A neural tube defect (NTD) that occurs when the cephalic (head) end of the neural tube fails to close, usually between the 23rd and 26th days of pregnancy, resulting in the absence of a major portion of the brain, skull, and scalp. Infants with this disorder are born without a forebrain, the largest part of the brain consisting mainly of the cerebrum, which is responsible for thinking and coordination. The remaining brain tissue is often exposed; it is not covered by bone or skin.
*Anencephaly facts medical author: Melissa Conrad Stöppler, MD
- Anencephaly is an example of a neural tube defect, a condition that results from an error in the first weeks of embryonic development.
- In anencephaly, the bones of the skull and brain do not develop properly. Babies with anencephaly are missing large areas of the brain and have an incomplete skull.

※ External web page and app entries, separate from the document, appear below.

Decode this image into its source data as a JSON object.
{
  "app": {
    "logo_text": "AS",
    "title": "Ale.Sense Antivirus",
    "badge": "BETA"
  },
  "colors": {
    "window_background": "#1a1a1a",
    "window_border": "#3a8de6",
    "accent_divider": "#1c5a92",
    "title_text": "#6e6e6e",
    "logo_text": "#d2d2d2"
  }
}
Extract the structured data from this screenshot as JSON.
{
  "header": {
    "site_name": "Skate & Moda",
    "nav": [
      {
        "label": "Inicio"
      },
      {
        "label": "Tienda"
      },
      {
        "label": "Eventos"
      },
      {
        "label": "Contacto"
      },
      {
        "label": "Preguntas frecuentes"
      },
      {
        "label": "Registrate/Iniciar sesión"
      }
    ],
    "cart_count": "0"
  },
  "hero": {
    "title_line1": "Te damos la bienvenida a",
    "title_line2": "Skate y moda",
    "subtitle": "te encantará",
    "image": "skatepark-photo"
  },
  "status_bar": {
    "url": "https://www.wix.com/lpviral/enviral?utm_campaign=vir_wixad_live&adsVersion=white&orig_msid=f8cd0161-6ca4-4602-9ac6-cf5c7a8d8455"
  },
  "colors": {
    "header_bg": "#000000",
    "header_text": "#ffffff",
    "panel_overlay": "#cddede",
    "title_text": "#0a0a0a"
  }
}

- Anencephaly affects about 1 out of every 1,000 pregnancies, but most cases end up as miscarriages. About 1 out of every 10,000 babies in the U.S. is born with anencephaly.
- In most cases, anencephaly is sporadic, meaning it does not run in families.
- Anencephaly is not compatible with life. Most babies with anencephaly are stillborn or die within days or hours of birth.
- The exact cause of anencephaly is unknown, but it is likely the result of an interaction among several genetic and environmental factors.
What is anencephaly?
Anencephaly is a condition that prevents the normal development of the brain and the bones of the skull. This condition results when a structure called the neural tube fails to close during the first few weeks of embryonic development. The neural tube is a layer of cells that ultimately develops into the brain and spinal cord. Because anencephaly is caused by abnormalities of the neural tube, it is classified as a neural tube defect (NTD).
What are the causes, signs, and symptoms of anencephaly?
If the neural tube fails to close properly, the developing brain and spinal cord are exposed to the amniotic fluid that surrounds the fetus. This exposure causes the nervous system tissue to break down (degenerate). As a result, people with anencephaly are missing large parts of the brain called the cerebrum and cerebellum. These brain regions are necessary for thinking, hearing, vision, emotion, and coordinating movement. The bones of the skull are also missing or incompletely formed.
Almost all babies with anencephaly die before birth or within a few hours or days after birth.